My first glimpse of Krakow was at 5AM, walking through the Old Town Square to get to our hostel. I am not usually good at following the classic travel advice of getting up early to see the world’s most famous sites totally empty of other tourists, but when you arrive on a city on an overnight bus you don’t really have a choice.
I decided I was going to be in charge of navigation for once, and after about 5 minutes I gave up and handed the phone to Alex to get us to the hostel. Seriously, I don’t know how I travel alone – I barely navigated on this trip, and every time I tried I failed. But anyway, we wandered through the square, in awe of the mist-clad beauty of Krakow’s churches and towers, but we were exhausted. So we rocked up at our hostel at 5AM, obviously unable to check in.
And then, proceeded to curl up on a bean bag chair for hours and nap/watch Outlander. Yay for seeing Poland!
After a few hours of relaxing, we decided on a free walking tour of the city, so I did some research and we picked one focused on World War 2. It wasn’t the greatest walking tour I’ve ever been on, maybe because it was way too cold to be outside for three hours straight, but I did learn quite a bit about the German occupation of the city so that was good.
After the walking tour it was time for pierogies!!! I absolutely adore pierogies and eat them at home all the time, and I didn’t realize that a lot of countries (ie. Australia) don’t really have them or know what they are. We ate pierogies every single day we were in town, including as the very last thing we did before heading to the bus station. SO. GOOD. If you don’t know, they’re basically little dumplings with potato and cheese filling, but we tried some fancier varieties in Krakow: spinach and feta, mushroom and cabbage, etc.
Honestly, most of what we did in Krakow was eat. Usually for the first 2-3 days of travelling long-haul I’m super nauseous and can’t eat (no idea why) so by the time we got to Krakow I had recovered my appetite and was back to eating every 2-3 hours. One highlight was trying a local recommendation, zapiekanka. A girl that worked at our hostel in Prague was actually Polish, so she directed us to Plac Nowy, in the Jewish quarter, where there are tons of stalls selling these giant baguette-type pizzas for under $5. On our way there, I saw a skating rink, and obviously dragged Alex there.

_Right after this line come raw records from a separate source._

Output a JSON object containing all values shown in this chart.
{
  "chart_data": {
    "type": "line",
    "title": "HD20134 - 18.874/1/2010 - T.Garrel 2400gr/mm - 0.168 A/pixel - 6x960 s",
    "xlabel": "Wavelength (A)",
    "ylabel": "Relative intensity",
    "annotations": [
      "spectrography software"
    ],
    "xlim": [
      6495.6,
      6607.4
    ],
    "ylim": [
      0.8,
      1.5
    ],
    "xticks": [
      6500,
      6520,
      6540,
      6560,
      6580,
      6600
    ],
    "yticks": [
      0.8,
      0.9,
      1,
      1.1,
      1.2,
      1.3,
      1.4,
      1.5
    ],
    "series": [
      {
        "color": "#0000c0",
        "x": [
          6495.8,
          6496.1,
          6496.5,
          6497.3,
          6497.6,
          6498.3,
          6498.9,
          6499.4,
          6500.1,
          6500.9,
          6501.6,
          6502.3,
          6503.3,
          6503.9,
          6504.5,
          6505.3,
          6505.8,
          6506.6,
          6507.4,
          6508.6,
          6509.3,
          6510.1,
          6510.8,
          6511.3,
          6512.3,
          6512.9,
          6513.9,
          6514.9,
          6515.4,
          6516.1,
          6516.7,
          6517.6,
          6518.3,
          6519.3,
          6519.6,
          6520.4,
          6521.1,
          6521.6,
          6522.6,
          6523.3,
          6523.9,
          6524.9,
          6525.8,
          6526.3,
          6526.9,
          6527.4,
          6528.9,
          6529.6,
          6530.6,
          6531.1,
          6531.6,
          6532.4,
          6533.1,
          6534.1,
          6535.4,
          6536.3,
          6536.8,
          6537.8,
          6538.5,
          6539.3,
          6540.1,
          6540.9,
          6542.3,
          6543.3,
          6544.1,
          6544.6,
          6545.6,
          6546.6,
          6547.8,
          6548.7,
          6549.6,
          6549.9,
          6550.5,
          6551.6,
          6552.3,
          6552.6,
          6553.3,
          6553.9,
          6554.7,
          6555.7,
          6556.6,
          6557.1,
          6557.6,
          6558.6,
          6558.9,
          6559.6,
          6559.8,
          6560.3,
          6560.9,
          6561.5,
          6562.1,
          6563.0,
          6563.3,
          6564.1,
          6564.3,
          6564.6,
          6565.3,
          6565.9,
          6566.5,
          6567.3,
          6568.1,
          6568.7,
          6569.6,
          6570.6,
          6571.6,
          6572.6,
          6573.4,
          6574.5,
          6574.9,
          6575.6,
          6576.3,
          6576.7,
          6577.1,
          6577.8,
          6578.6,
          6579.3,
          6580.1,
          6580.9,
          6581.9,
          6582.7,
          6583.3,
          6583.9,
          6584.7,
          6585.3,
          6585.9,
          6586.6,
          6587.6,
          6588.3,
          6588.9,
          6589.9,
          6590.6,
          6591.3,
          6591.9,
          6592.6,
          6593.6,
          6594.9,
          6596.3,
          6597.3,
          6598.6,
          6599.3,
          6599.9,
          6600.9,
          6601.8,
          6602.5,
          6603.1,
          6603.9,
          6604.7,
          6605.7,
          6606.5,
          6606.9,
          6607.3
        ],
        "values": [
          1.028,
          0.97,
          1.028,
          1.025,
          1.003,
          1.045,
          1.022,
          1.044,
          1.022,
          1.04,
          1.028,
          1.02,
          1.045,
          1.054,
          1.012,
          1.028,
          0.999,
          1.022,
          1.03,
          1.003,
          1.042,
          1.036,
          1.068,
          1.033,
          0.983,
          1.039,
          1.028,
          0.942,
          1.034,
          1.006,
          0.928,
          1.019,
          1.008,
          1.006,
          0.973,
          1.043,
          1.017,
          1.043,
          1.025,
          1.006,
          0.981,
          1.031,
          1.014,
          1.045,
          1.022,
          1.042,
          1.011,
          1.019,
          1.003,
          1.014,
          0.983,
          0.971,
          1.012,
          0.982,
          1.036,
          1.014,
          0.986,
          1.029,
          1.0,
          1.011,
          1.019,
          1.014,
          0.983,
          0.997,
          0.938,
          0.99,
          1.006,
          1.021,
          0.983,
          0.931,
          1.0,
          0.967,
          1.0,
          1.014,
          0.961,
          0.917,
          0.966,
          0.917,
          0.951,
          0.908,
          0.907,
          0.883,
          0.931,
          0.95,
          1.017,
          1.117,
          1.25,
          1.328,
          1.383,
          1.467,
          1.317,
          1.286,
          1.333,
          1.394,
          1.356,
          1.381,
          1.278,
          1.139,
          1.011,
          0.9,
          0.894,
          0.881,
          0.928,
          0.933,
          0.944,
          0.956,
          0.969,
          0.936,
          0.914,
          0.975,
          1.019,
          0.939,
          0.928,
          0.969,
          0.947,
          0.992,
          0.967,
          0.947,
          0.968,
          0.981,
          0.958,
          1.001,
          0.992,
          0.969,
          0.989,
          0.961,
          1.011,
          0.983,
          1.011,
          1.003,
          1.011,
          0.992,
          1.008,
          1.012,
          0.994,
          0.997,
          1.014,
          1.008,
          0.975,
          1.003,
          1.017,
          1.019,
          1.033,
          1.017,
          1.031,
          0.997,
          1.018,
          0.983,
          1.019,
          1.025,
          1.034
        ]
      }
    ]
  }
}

I may be Canadian but I am a horrible skater – luckily I only fell once!! It felt very un-touristy, since we were just in some random square, and it was really fun but surprisingly tiring. We were SUPER ready for zapiekanka when we were done, and it was worth the wait. These were sooo good, but pigeons kept trying to attack us, and I’m terrified of birds, so I kept embarrassing myself by screaming.
The only other real touristy thing we did in Poland was go to Auschwitz. I had been to a concentration camp before, in Munich, but Auschwitz is significantly more famous, larger, and much more depressing. We booked a guided tour, because it felt like one of those places that you should, and were pretty glad we did. I didn’t take any photos, because I was too busy crying. I also don’t really know how to write about the experience, but it was extremely poignant.
If you’re in Krakow and looking to do Auschwitz independently it’s really easy, you can just take the train from the main station directly to Oświęcim and then walk or take the bus to the actual site of the concentration camp. If you need a restaurant nearby we went to Restauracja A la carte and liked it a lot – we were the only diners for a while so we had lovely chats with the staff,f, ate a bunch of pierogies, and watched the world go by.
And that’s pretty much it for Krakow. If I visited in the summer I’m sure I’d spend a lot more time outdoors and doing things, but this trip was a pretty good balance of relaxing at our hostel and braving the cold. Side note, our hostel wasn’t great – probably wouldn’t recommend the Heynow Hostel if you’re looking for any sort of socializing experience. However, the location was incredible since it was so close to the main square. The one downside of being so close to the square is that you hear a bugle call every hour on the hour, from Saint Mary’s Church. Before I knew what it was, I thought I was just having weird dreams or was perhaps feverish, and then it just started to be annoying!! It kind of reminded me of the call to player in Morocco, except a lot less cool.
Poland – I’ll be back to explore more than just one city!